As a startup, it’s easy to get stuck in a rut. An idea may be brilliant, according to you, but where’s the external perspective that will keep you from falling hard? What you need is someone with plenty of experience in the startup world, preferably someone from your own sector who can show you the ropes and make you learn from his/her mistakes. A mentor, to be precise.
‘Surely, that kind of advice and support can’t be free, right?’ you may think to yourself.
And ‘NO!’ is what we have to say to that. There are people in this world who’d love nothing more than to help a struggling entrepreneur. Once they’ve been through something as hard as starting up and taking off, there’s a sense of kinship that is felt with other entrepreneurs who are or will be in the same boat as they once were.
Once you find that person for yourself, you are likely to revere him and not be sure of how to maintain the relationship.
‘Should I call him again?’ ‘Is he expecting money?’ ‘Should I give him a share of my equity as gratitude?’ ‘It’s best to leave him alone, he’s done enough for me..’ are some of the thoughts that may flood your perplexed head with regards to managing the relationship.
Here’s 8 ways to make the most of your relationship with a Mentor:
- Use your mentor as a sounding board – feel free to bounce your ideas off him/her.
- Be open minded.

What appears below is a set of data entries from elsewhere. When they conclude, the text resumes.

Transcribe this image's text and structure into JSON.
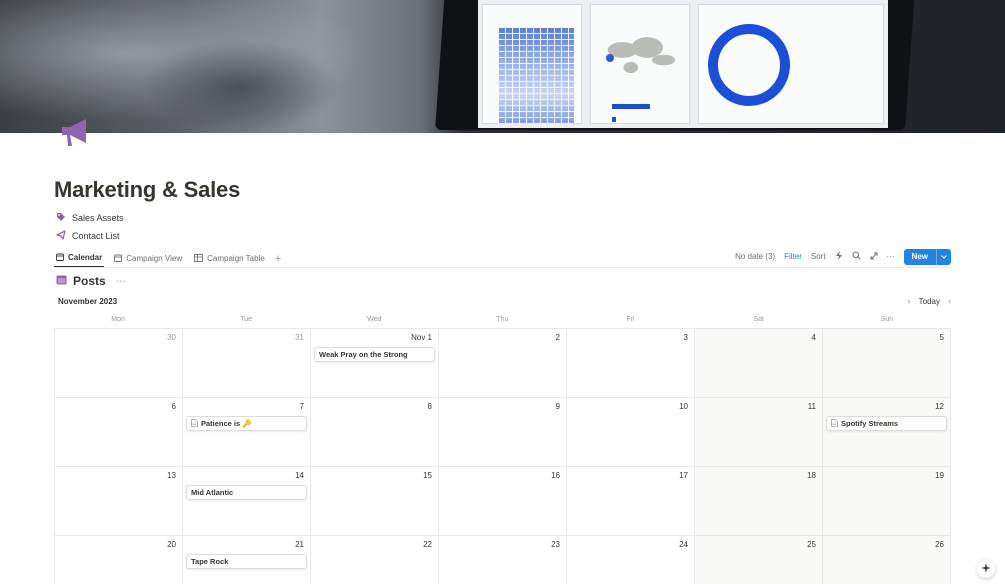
{
  "page": {
    "title": "Marketing & Sales",
    "icon": "megaphone-icon",
    "accent_color": "#9065b0"
  },
  "links": [
    {
      "label": "Sales Assets",
      "icon": "tag-icon"
    },
    {
      "label": "Contact List",
      "icon": "paper-plane-icon"
    }
  ],
  "tabs": [
    {
      "label": "Calendar",
      "icon": "calendar-icon",
      "active": true
    },
    {
      "label": "Campaign View",
      "icon": "calendar-icon",
      "active": false
    },
    {
      "label": "Campaign Table",
      "icon": "table-icon",
      "active": false
    }
  ],
  "toolbar": {
    "no_date": "No date (3)",
    "filter": "Filter",
    "sort": "Sort",
    "new": "New",
    "filter_color": "#2383e2",
    "new_color": "#2383e2"
  },
  "database": {
    "title": "Posts",
    "more": "···"
  },
  "calendar": {
    "month": "November 2023",
    "today": "Today",
    "weekdays": [
      "Mon",
      "Tue",
      "Wed",
      "Thu",
      "Fri",
      "Sat",
      "Sun"
    ],
    "weeks": [
      [
        {
          "day": "30",
          "muted": true
        },
        {
          "day": "31",
          "muted": true
        },
        {
          "day": "Nov 1",
          "event": "Weak Pray on the Strong"
        },
        {
          "day": "2"
        },
        {
          "day": "3"
        },
        {
          "day": "4"
        },
        {
          "day": "5"
        }
      ],
      [
        {
          "day": "6"
        },
        {
          "day": "7",
          "event": "Patience is 🔑",
          "doc": true
        },
        {
          "day": "8"
        },
        {
          "day": "9"
        },
        {
          "day": "10"
        },
        {
          "day": "11"
        },
        {
          "day": "12",
          "event": "Spotify Streams",
          "doc": true
        }
      ],
      [
        {
          "day": "13"
        },
        {
          "day": "14",
          "event": "Mid Atlantic"
        },
        {
          "day": "15"
        },
        {
          "day": "16"
        },
        {
          "day": "17"
        },
        {
          "day": "18"
        },
        {
          "day": "19"
        }
      ],
      [
        {
          "day": "20"
        },
        {
          "day": "21",
          "event": "Tape Rock"
        },
        {
          "day": "22"
        },
        {
          "day": "23"
        },
        {
          "day": "24"
        },
        {
          "day": "25"
        },
        {
          "day": "26"
        }
      ]
    ]
  }
}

Your mentor is not your spouse or significant other who has promised to stand by your every decision. Their purpose is to push you and critique you if need be. Allow them to play their role well.
- Ask questions. If you’re unsure of anything, don’t hesitate to ask questions for fear of being ridiculed. If you don’t find that safe place with your mentor, you may lose out and end up making a fool of yourself in front of other people, may be even investors, or worse, not learning enough.
- Don’t be afraid to follow up with your mentor if they were supposed to get back to you about something. Remember what was said in How I Met Your Mother? – In every relationship, there is a Reacher and a Settler. The reality is that in your relationship with your mentor, you’re the Reacher. So reach out to your mentor. Don’t put off getting advice or information from them for fear of being “too pesky”. If they feel you’re getting that way, they’ll let you know.
- Do your homework. Nothing annoys a mentor more than someone who isn’t diligent about the work that they do. If a mentor has asked you to come prepared for your next meeting with something, be prepared.
- Use their network. A mentor is someone who has diverse experience and a larger network. Use it to make connections, gain customers and spread the word around about your idea.
- Stay away from financial transactions. If your mentor is helping you out pro bono, keep it that way. There’s nothing worse than a good relationship gone bad because of money, you could have either valued the relationship for too less or someone got greedy.
- Don’t blindly follow everything your mentor says. Now having said everything that I have above, at the end of the day, it is YOUR idea and you have a dream that you’re following. The mentor is a third party and may not understand it completely. Use his advice with caution, selecting what you think will work for you and discarding what you think won’t work.
Hope this proves to be some healthy advice for all those who are entering into mentoring relationships with people.